One of Osborne's most important legacy decisions will not be made for months.
The Bank of England's future governance is increasingly under the spotlight as King prepares for his last months in charge.
The government has advertised openly for the job for the first time ever.
Paul Tucker, King's deputy who was tipped to get the position, is viewed by many as compromised because of links to the manipulation of the London inter-bank offered rate (Libor) by U.K. banks during the crisis.
Other external candidates being debated in the markets include Mark Carney, King's Canadian counterpart, and Lord Adair Turner, currently chairman of the Financial Services Authority.
The Bank's Monetary Policy Committee (MPC) meets on Thursday with increasing doubts over whether it will vote to increase the amount of liquidity being injected into the U.K.'s banking system.
For months, analysts and economists have speculated that the BoE would announce further quantitative easing (QE) in November, but as early data for October has been disappointing and members of the committee have publicly cast doubt on the effectiveness of more QE, expectations have altered.
The chance of further QE being announced on Thursday is now "a touch below 50/50," according to Vicky Redwood, chief U.K. economist at Capital Economics.

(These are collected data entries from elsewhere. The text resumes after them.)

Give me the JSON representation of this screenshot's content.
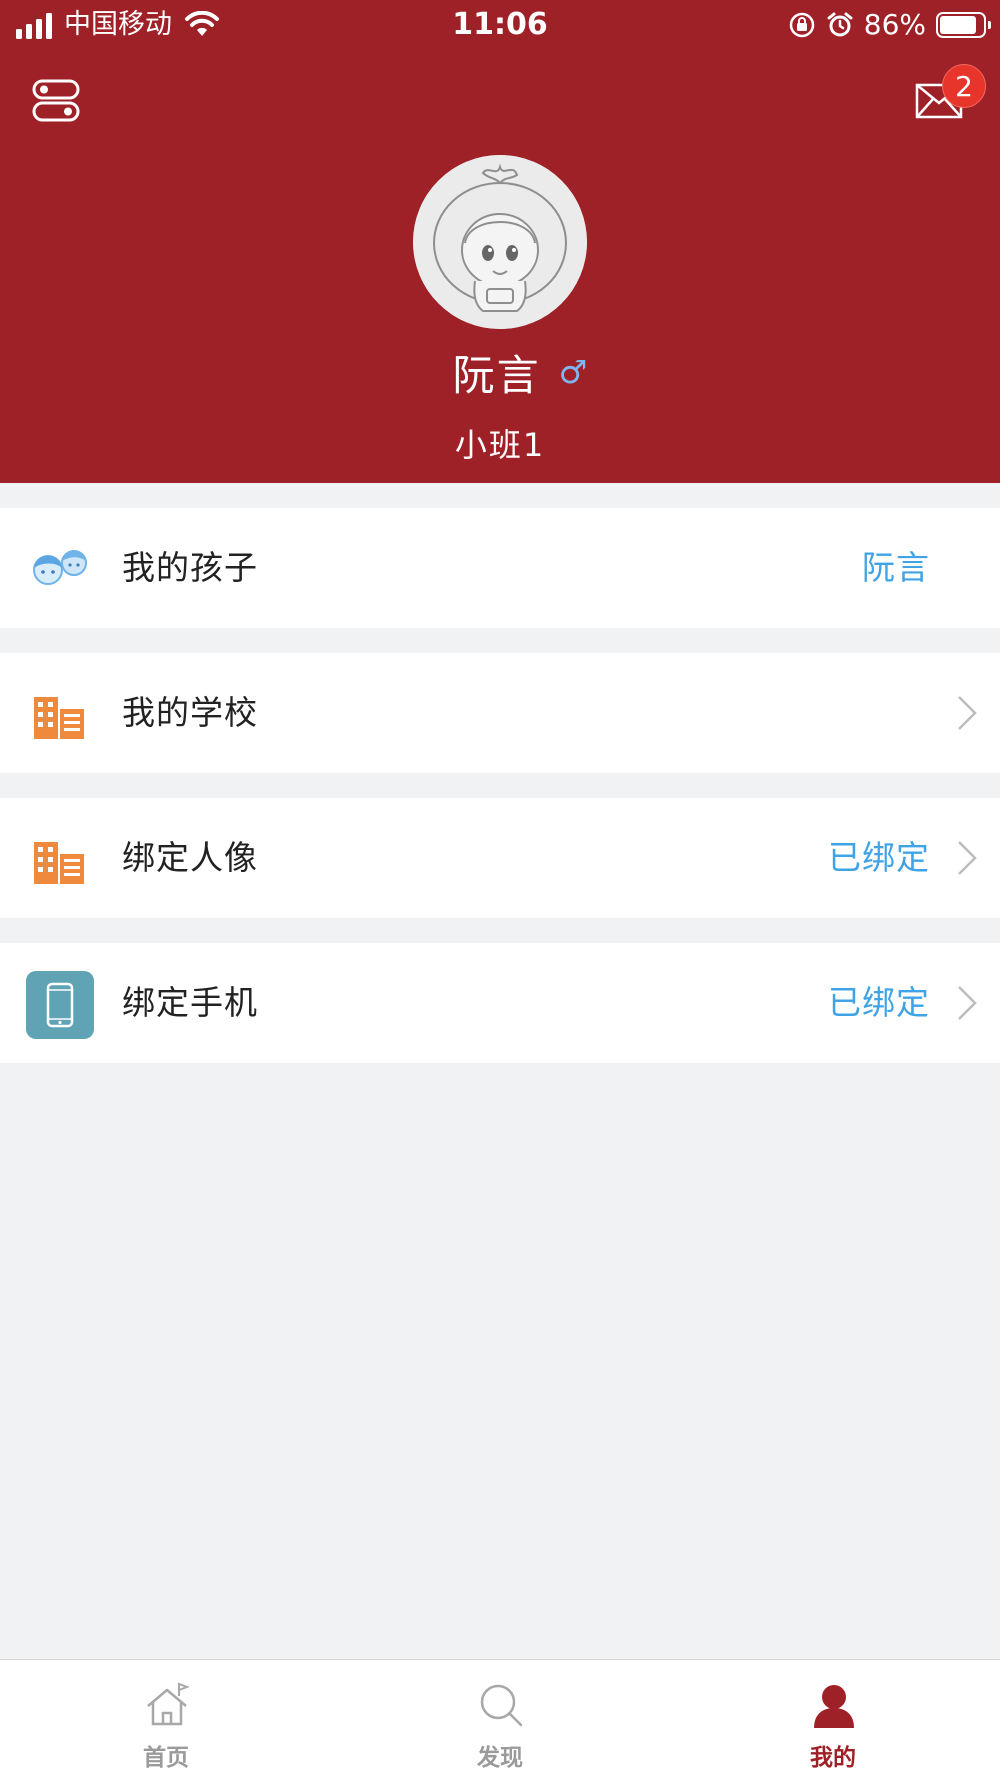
{
  "status_bar": {
    "carrier": "中国移动",
    "time": "11:06",
    "battery_percent": "86%",
    "battery_level": 0.86
  },
  "header": {
    "background_color": "#9f2128",
    "message_badge_count": "2",
    "profile": {
      "name": "阮言",
      "gender_symbol": "♂",
      "class_name": "小班1"
    }
  },
  "menu": {
    "items": [
      {
        "label": "我的孩子",
        "value": "阮言",
        "icon": "children-icon",
        "chevron": false
      },
      {
        "label": "我的学校",
        "value": "",
        "icon": "school-building-icon",
        "chevron": true
      },
      {
        "label": "绑定人像",
        "value": "已绑定",
        "icon": "school-building-icon",
        "chevron": true
      },
      {
        "label": "绑定手机",
        "value": "已绑定",
        "icon": "phone-icon",
        "chevron": true
      }
    ],
    "value_color": "#3fa3e6"
  },
  "tabbar": {
    "active_color": "#9f2128",
    "inactive_color": "#9a9a9a",
    "tabs": [
      {
        "label": "首页",
        "icon": "home-icon",
        "active": false
      },
      {
        "label": "发现",
        "icon": "search-icon",
        "active": false
      },
      {
        "label": "我的",
        "icon": "profile-icon",
        "active": true
      }
    ]
  }
}
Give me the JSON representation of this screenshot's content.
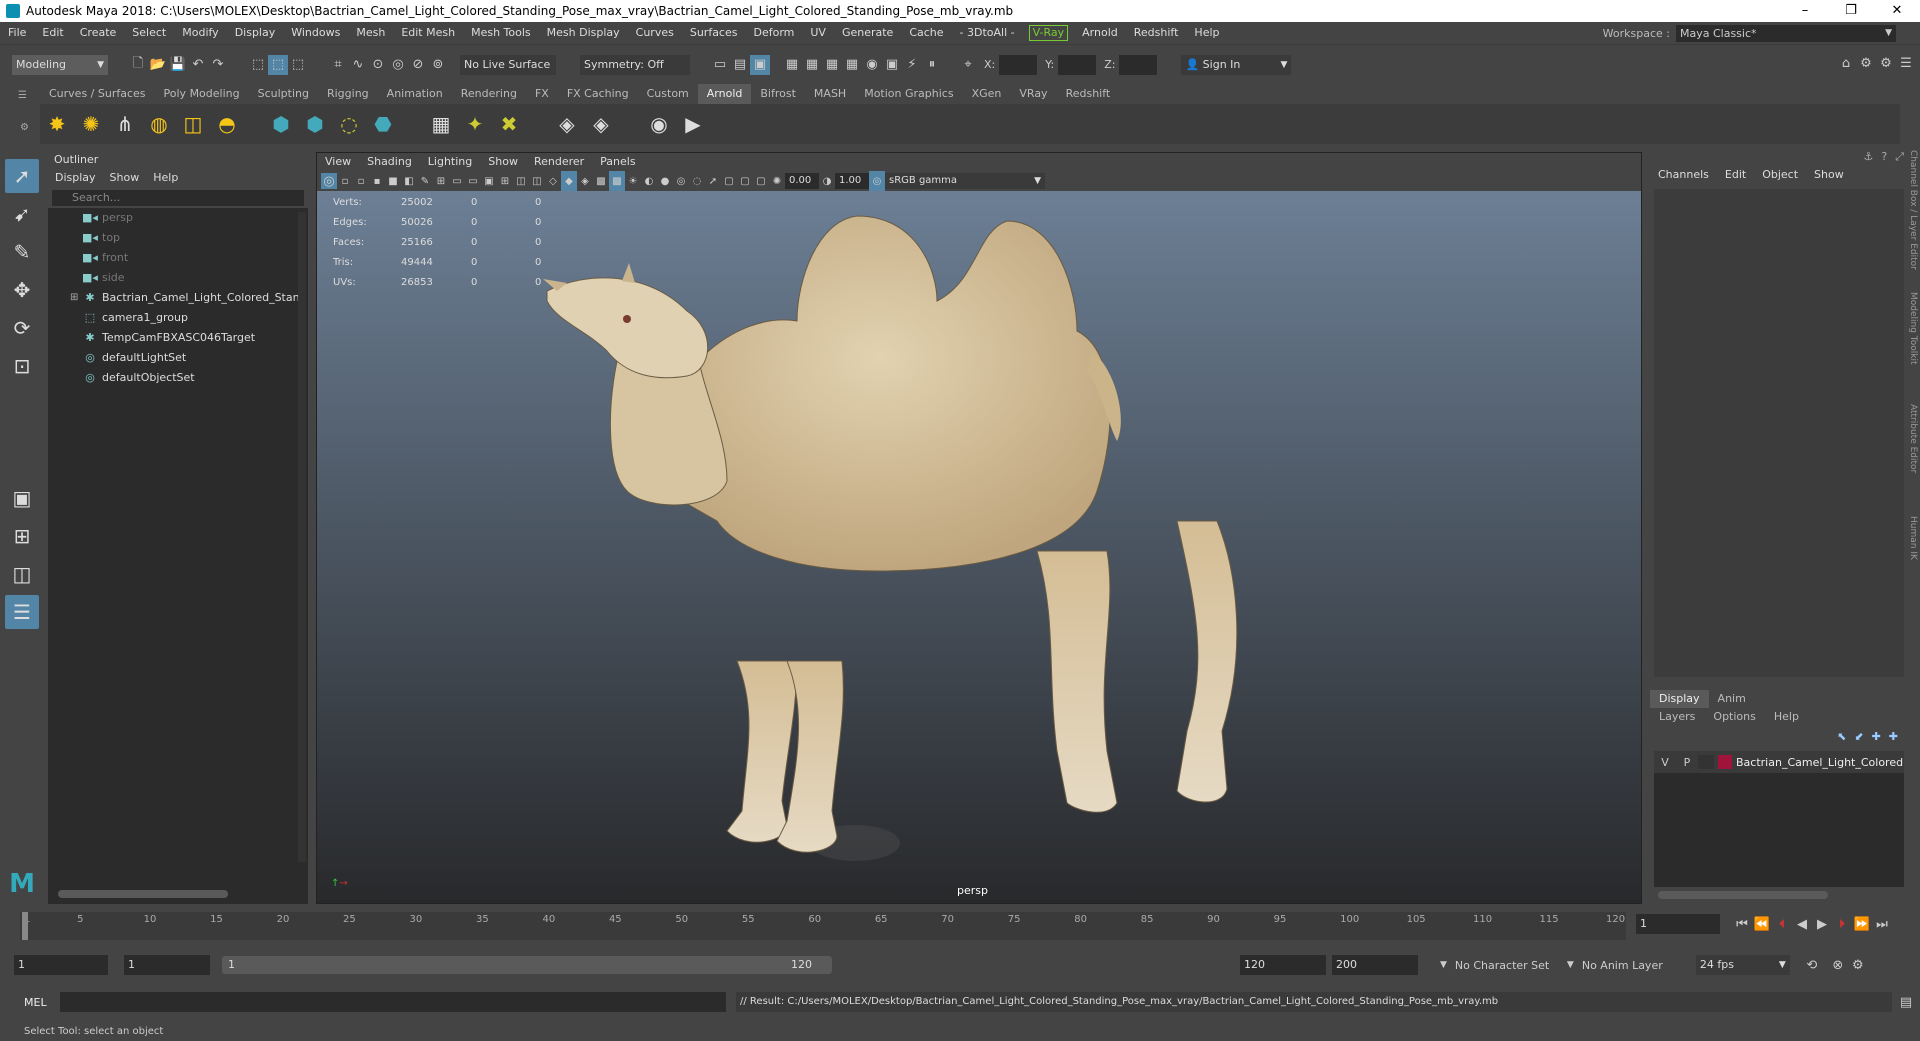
{
  "titlebar": {
    "title": "Autodesk Maya 2018: C:\\Users\\MOLEX\\Desktop\\Bactrian_Camel_Light_Colored_Standing_Pose_max_vray\\Bactrian_Camel_Light_Colored_Standing_Pose_mb_vray.mb"
  },
  "menu": [
    "File",
    "Edit",
    "Create",
    "Select",
    "Modify",
    "Display",
    "Windows",
    "Mesh",
    "Edit Mesh",
    "Mesh Tools",
    "Mesh Display",
    "Curves",
    "Surfaces",
    "Deform",
    "UV",
    "Generate",
    "Cache",
    "- 3DtoAll -",
    "V-Ray",
    "Arnold",
    "Redshift",
    "Help"
  ],
  "workspace": {
    "label": "Workspace :",
    "value": "Maya Classic*"
  },
  "status": {
    "mode": "Modeling",
    "live_surface": "No Live Surface",
    "symmetry": "Symmetry: Off",
    "x_label": "X:",
    "y_label": "Y:",
    "z_label": "Z:",
    "sign_in": "Sign In"
  },
  "shelf_tabs": [
    "Curves / Surfaces",
    "Poly Modeling",
    "Sculpting",
    "Rigging",
    "Animation",
    "Rendering",
    "FX",
    "FX Caching",
    "Custom",
    "Arnold",
    "Bifrost",
    "MASH",
    "Motion Graphics",
    "XGen",
    "VRay",
    "Redshift"
  ],
  "shelf_active": "Arnold",
  "outliner": {
    "title": "Outliner",
    "menu": [
      "Display",
      "Show",
      "Help"
    ],
    "search_placeholder": "Search...",
    "items": [
      {
        "label": "persp",
        "dim": true
      },
      {
        "label": "top",
        "dim": true
      },
      {
        "label": "front",
        "dim": true
      },
      {
        "label": "side",
        "dim": true
      },
      {
        "label": "Bactrian_Camel_Light_Colored_Stand",
        "dim": false
      },
      {
        "label": "camera1_group",
        "dim": false
      },
      {
        "label": "TempCamFBXASC046Target",
        "dim": false
      },
      {
        "label": "defaultLightSet",
        "dim": false
      },
      {
        "label": "defaultObjectSet",
        "dim": false
      }
    ]
  },
  "viewport": {
    "menu": [
      "View",
      "Shading",
      "Lighting",
      "Show",
      "Renderer",
      "Panels"
    ],
    "exposure": "0.00",
    "gamma": "1.00",
    "color_space": "sRGB gamma",
    "camera": "persp",
    "hud": [
      {
        "label": "Verts:",
        "a": "25002",
        "b": "0",
        "c": "0"
      },
      {
        "label": "Edges:",
        "a": "50026",
        "b": "0",
        "c": "0"
      },
      {
        "label": "Faces:",
        "a": "25166",
        "b": "0",
        "c": "0"
      },
      {
        "label": "Tris:",
        "a": "49444",
        "b": "0",
        "c": "0"
      },
      {
        "label": "UVs:",
        "a": "26853",
        "b": "0",
        "c": "0"
      }
    ]
  },
  "channelbox": {
    "menu": [
      "Channels",
      "Edit",
      "Object",
      "Show"
    ]
  },
  "layers": {
    "tabs": [
      "Display",
      "Anim"
    ],
    "menu": [
      "Layers",
      "Options",
      "Help"
    ],
    "layer": {
      "v": "V",
      "p": "P",
      "name": "Bactrian_Camel_Light_Colored",
      "color": "#a0143c"
    }
  },
  "side_tabs": [
    "Channel Box / Layer Editor",
    "Modeling Toolkit",
    "Attribute Editor",
    "Human IK"
  ],
  "timeline": {
    "ticks": [
      "1",
      "5",
      "10",
      "15",
      "20",
      "25",
      "30",
      "35",
      "40",
      "45",
      "50",
      "55",
      "60",
      "65",
      "70",
      "75",
      "80",
      "85",
      "90",
      "95",
      "100",
      "105",
      "110",
      "115",
      "120"
    ],
    "current_frame": "1"
  },
  "range": {
    "start": "1",
    "inner_start": "1",
    "slider_start": "1",
    "slider_end": "120",
    "end": "120",
    "outer_end": "200",
    "char_set": "No Character Set",
    "anim_layer": "No Anim Layer",
    "fps": "24 fps"
  },
  "command": {
    "lang": "MEL",
    "result": "// Result: C:/Users/MOLEX/Desktop/Bactrian_Camel_Light_Colored_Standing_Pose_max_vray/Bactrian_Camel_Light_Colored_Standing_Pose_mb_vray.mb"
  },
  "help_line": "Select Tool: select an object",
  "colors": {
    "accent": "#5285a6",
    "vray": "#77cc33",
    "layer": "#a0143c"
  }
}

She believes that more QE will happen next year if the MPC pauses in November.
The committee is expected to leave interest rates at their historic low of 0.5 percent, where they have stayed for three and a half years.
The Bank has also come under attack for being too "centralized and hierarchical" in the lead up to the crisis, with three separate government-commissioned reviews criticizing its role last Friday.
Andrew Tyrie, chairman of the influential Treasury Select Committee and a Conservative MP, criticized it for "defective governance" following the report.